«Mon père doit profiter de sa vie»: Denise, Rolf et Mario Bürgi de la société Haix Vertriebs AG. Photo: Hans Schuermann

Depuis sa création il y a 25 ans, Haix Vertriebs AG affiche au fil des ans une croissance annuelle d’environ 10 % de son chiffre d’affaires. L’entreprise commercialise des chaussures de travail et de loisirs sur le marché suisse. Pour les pompiers et les policiers, Haix est synonyme de robustesse. Les chaussures ignifuges portent des noms tels que Fire Eagle et Fire Flash. Il y a deux ans, l’entreprise a remporté un appel d’offres de la direction générale des douanes au Département fédéral des finances: À l’aide de son propre camion, elle a fait la tournée des postes du corps des gardes-frontière, apportant des chaussures à chacun des membres.
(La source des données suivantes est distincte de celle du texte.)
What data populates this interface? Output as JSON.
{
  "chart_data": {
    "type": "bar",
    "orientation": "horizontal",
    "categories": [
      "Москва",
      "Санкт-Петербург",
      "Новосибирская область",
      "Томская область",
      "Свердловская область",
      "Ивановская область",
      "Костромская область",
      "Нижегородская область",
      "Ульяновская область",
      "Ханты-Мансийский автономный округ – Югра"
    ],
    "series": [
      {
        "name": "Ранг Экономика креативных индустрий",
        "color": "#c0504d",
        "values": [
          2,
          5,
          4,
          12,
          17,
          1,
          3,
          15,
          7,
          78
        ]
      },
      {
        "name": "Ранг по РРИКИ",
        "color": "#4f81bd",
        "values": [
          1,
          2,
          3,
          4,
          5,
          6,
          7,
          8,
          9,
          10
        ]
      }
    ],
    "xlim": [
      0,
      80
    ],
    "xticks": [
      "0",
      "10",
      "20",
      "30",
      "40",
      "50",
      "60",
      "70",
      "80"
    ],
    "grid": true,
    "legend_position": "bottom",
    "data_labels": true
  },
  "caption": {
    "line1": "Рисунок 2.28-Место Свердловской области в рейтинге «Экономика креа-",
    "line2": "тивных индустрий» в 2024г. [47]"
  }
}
Son siège se trouve dans un immeuble d’Egerkingen, dans le canton de Soleure. Pas moins de 5000 paires de chaussures sont entreposées dans le dépôt du rez-de-chaussée. Mais c’est en haut, à la cafétéria, que nous rencontrons Denise Bürgi. Elle a remplacé son père à la direction il y a deux ans. Aujourd’hui, son frère et elle détiennent chacun la moitié des parts de l’entreprise. Mario, est responsable des ventes.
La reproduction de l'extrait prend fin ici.